Porém, o consultor jurídico da Casa, Carlos Augusto Gobbi, foi acionado pela comissão que analisa a matéria e manifestou que a proposta é inconstitucional por versar sobre matéria exclusiva do Executivo. Ele cita como exemplo projeto recente do vereador Roque Ferreira (PT), que propôs a implantação da "Central de Atendimento ao Cidadão" e que foi declarado inconstitucional pelo Tribunal de Justiça do Estado de São Paulo (TJ).

No acórdão do TJ sobre o projeto do vereador petista, o desembargador Ademir de Carvalho Benedito, relator da ação, observa que a proposta além de tratar de assunto inerente ao Executivo, também traria custos, sem especificar de onde seria retirado o valor.

Sobre a proposta de Souza, o consultor jurídico sugere em sua manifestação, que por conta da rápida evolução dos casos de dengue em Bauru, o projeto seja enviado ao Executivo, para que o prefeito Rodrigo Agostinho (PMDB) remeta proposta de sua autoria sobre o Disque Bauru Combate a Dengue.

Souza defende sua proposta. "É uma iniciativa válida, aceita pelo secretário municipal de Saúde, Fernando Monti, e vem num momento muito interessante, onde a epidemia se coloca de maneira muito clara e cria um dispositivo de interação com a população, fazendo com que os bauruenses assumam um posicionamento mais ativo no combate a dengue", pontua.

Ele também questiona a manifestação do consultor. "A princípio, discordo da interpretação de que é inconstitucional.

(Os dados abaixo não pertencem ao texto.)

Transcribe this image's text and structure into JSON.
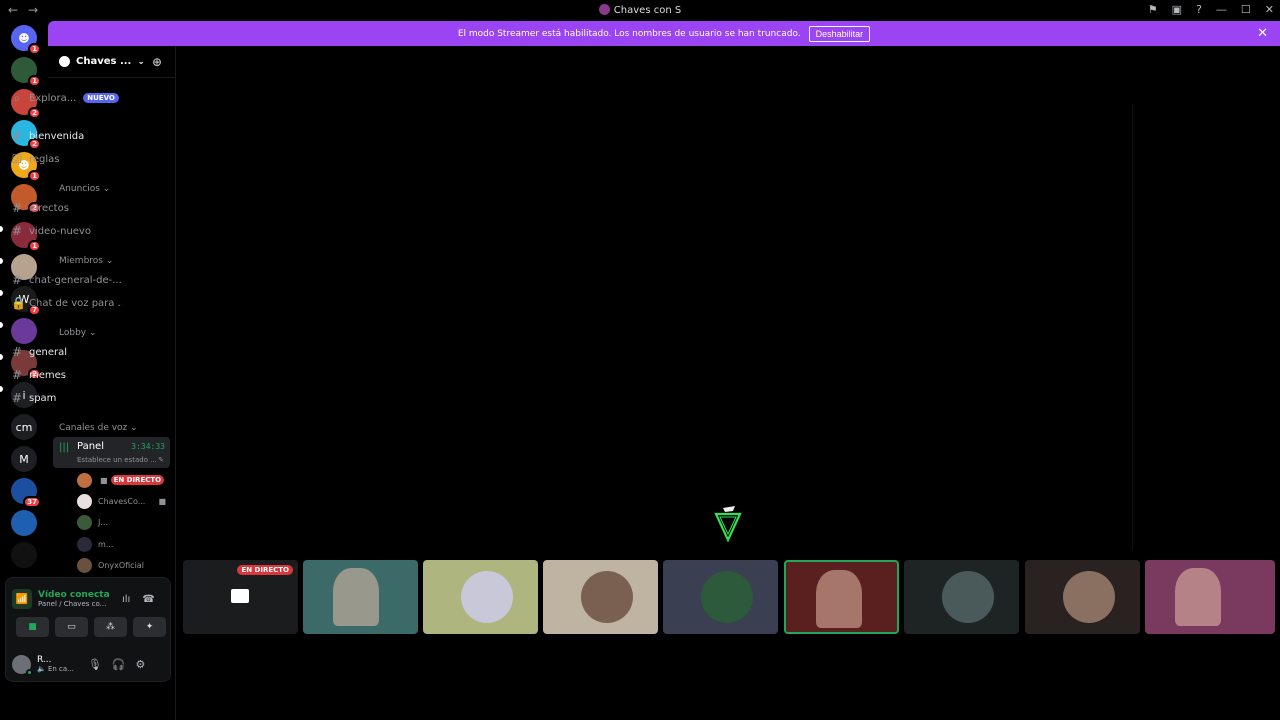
{
  "window": {
    "title": "Chaves con S",
    "back": "←",
    "forward": "→",
    "controls": {
      "inbox": "⚑",
      "screen": "▣",
      "help": "?",
      "minimize": "—",
      "maximize": "☐",
      "close": "✕"
    }
  },
  "banner": {
    "message": "El modo Streamer está habilitado. Los nombres de usuario se han truncado.",
    "button_label": "Deshabilitar",
    "close": "✕"
  },
  "guilds": [
    {
      "label": "",
      "color": "#5865f2",
      "badge": "1",
      "glyph": "☻"
    },
    {
      "label": "",
      "color": "#2e5a3a",
      "badge": "1",
      "glyph": ""
    },
    {
      "label": "",
      "color": "#c9443b",
      "badge": "2",
      "glyph": ""
    },
    {
      "label": "",
      "color": "#29b6e0",
      "badge": "2",
      "glyph": ""
    },
    {
      "label": "",
      "color": "#f0a81a",
      "badge": "1",
      "glyph": "☻"
    },
    {
      "label": "",
      "color": "#c25a2c",
      "badge": "2",
      "glyph": ""
    },
    {
      "label": "",
      "color": "#8a2b3c",
      "badge": "1",
      "glyph": ""
    },
    {
      "label": "",
      "color": "#b7a28e",
      "badge": "",
      "glyph": ""
    },
    {
      "label": "",
      "color": "#1b1b1b",
      "badge": "7",
      "glyph": "W"
    },
    {
      "label": "",
      "color": "#6a3a9a",
      "badge": "",
      "glyph": ""
    },
    {
      "label": "",
      "color": "#7a3a3a",
      "badge": "2",
      "glyph": ""
    },
    {
      "label": "i",
      "color": "#1e1f22",
      "badge": "",
      "glyph": ""
    },
    {
      "label": "cm",
      "color": "#1e1f22",
      "badge": "",
      "glyph": ""
    },
    {
      "label": "M",
      "color": "#1e1f22",
      "badge": "",
      "glyph": ""
    },
    {
      "label": "",
      "color": "#1c4fa0",
      "badge": "37",
      "glyph": ""
    },
    {
      "label": "",
      "color": "#1f5fb0",
      "badge": "",
      "glyph": ""
    },
    {
      "label": "",
      "color": "#111",
      "badge": "",
      "glyph": ""
    }
  ],
  "server": {
    "name": "Chaves ...",
    "chevron": "⌄",
    "invite_icon": "⊕"
  },
  "explore": {
    "label": "Explora...",
    "badge": "NUEVO"
  },
  "channels_top": [
    {
      "name": "bienvenida",
      "icon": "#",
      "bright": true
    },
    {
      "name": "reglas",
      "icon": "☑",
      "bright": false
    }
  ],
  "categories": {
    "anuncios": "Anuncios ⌄",
    "miembros": "Miembros ⌄",
    "lobby": "Lobby ⌄",
    "voz": "Canales de voz ⌄"
  },
  "channels_anuncios": [
    {
      "name": "directos",
      "icon": "#"
    },
    {
      "name": "video-nuevo",
      "icon": "#"
    }
  ],
  "channels_miembros": [
    {
      "name": "chat-general-de-...",
      "icon": "#"
    },
    {
      "name": "Chat de voz para ...",
      "icon": "🔒"
    }
  ],
  "channels_lobby": [
    {
      "name": "general",
      "icon": "#"
    },
    {
      "name": "memes",
      "icon": "#"
    },
    {
      "name": "spam",
      "icon": "#"
    }
  ],
  "voice_channel": {
    "name": "Panel",
    "timer": "3:34:33",
    "status": "Establece un estado ...",
    "icon": "|||",
    "pencil": "✎"
  },
  "voice_users": [
    {
      "name": "",
      "live": "EN DIRECTO",
      "cam": true,
      "color": "#c07040"
    },
    {
      "name": "ChavesCo...",
      "live": "",
      "cam": true,
      "color": "#e8e0e0"
    },
    {
      "name": "J...",
      "live": "",
      "cam": false,
      "color": "#3a5a3a"
    },
    {
      "name": "m...",
      "live": "",
      "cam": false,
      "color": "#2a2a3a"
    },
    {
      "name": "OnyxOficial",
      "live": "",
      "cam": false,
      "color": "#6a5040"
    }
  ],
  "panel_voice": {
    "status": "Vídeo conectad",
    "location": "Panel / Chaves co...",
    "signal_icon": "📶",
    "wave_icon": "ılı",
    "hangup_icon": "☎",
    "buttons": [
      "■",
      "▭",
      "⁂",
      "✦"
    ]
  },
  "user_panel": {
    "name": "R...",
    "status": "🔈 En ca...",
    "mic": "🎙",
    "headset": "🎧",
    "settings": "⚙"
  },
  "tiles": [
    {
      "kind": "screen",
      "bg": "#1a1c1e",
      "live": "EN DIRECTO",
      "avatar_color": ""
    },
    {
      "kind": "cam",
      "bg": "#3c6a68",
      "live": "",
      "avatar_color": ""
    },
    {
      "kind": "avatar",
      "bg": "#aeb57f",
      "live": "",
      "avatar_color": "#c8c8d8"
    },
    {
      "kind": "avatar",
      "bg": "#bfb3a2",
      "live": "",
      "avatar_color": "#7a6050"
    },
    {
      "kind": "avatar",
      "bg": "#3b3f52",
      "live": "",
      "avatar_color": "#2c5a3a"
    },
    {
      "kind": "cam",
      "bg": "#5a2020",
      "live": "",
      "avatar_color": ""
    },
    {
      "kind": "avatar",
      "bg": "#1e2424",
      "live": "",
      "avatar_color": "#4a5a5a"
    },
    {
      "kind": "avatar",
      "bg": "#2a2220",
      "live": "",
      "avatar_color": "#8a7060"
    },
    {
      "kind": "cam",
      "bg": "#7a3a60",
      "live": "",
      "avatar_color": ""
    }
  ],
  "colors": {
    "accent_purple": "#9b44f4",
    "live_red": "#da373c",
    "voice_green": "#23a55a",
    "blurple": "#5865f2"
  }
}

Ainda vou verificar a informação, mas algumas outras cidades já possuem o serviço a partir de proposta de vereador", ressalta.

Souza também opina sobre a equiparação de sua proposta com a do colega petista. "A proposta encaminhada pelo Roque era genérica, teria uma função de Ouvidoria. No caso do Disque Dengue, a demanda é específica, que tem atribuição específica de atender a população. Apenas normatiza uma atribuição que já é inerente ao órgão. Mas tudo é questão de interpretação", afirma.

O vereador ressaltou que caberá ao plenário a reposta final sobre o projeto. "Na pior das hipóteses, encaminho como sugestão para o prefeito", pontua.

Para o secretário municipal de Saúde, Fernando Monti, a proposta é válida. "A princípio, como ideia, acho muito bom. Qualquer forma de comunicação que aproxime a secretaria da população é positiva. Mas nesse caso, por trás desse canal, teríamos que ter um mecanismo, uma estrutura. Por isso, teremos que estudar a viabilidade do ponto de vista técnico", pondera.


Papel do vereador


Paulo Eduardo também criticou a liberdade limitada que os vereadores têm. "Quando a lei avança se tudo é inconstitucional? Quando você muda a Constituição? Qual a função do legislador a não ser inovar, interpretar a realidade, buscando novas respostas para problemas que se modificam o tempo todo. É uma discussão que é muito atual, faz parte da reforma política e teremos que rever isso. Caso contrário, o vereador só irá pedir para tapar buraco, dar nome de rua", observa.

"Cada vez mais, o trabalho do vereador é limitado. Saiu uma jurisprudência nova no Supremo Tribunal Federal que dá mais espaço para o vereador atuar, então nós vamos começar a fazer valer esse prerrogativa", afirma o vereador.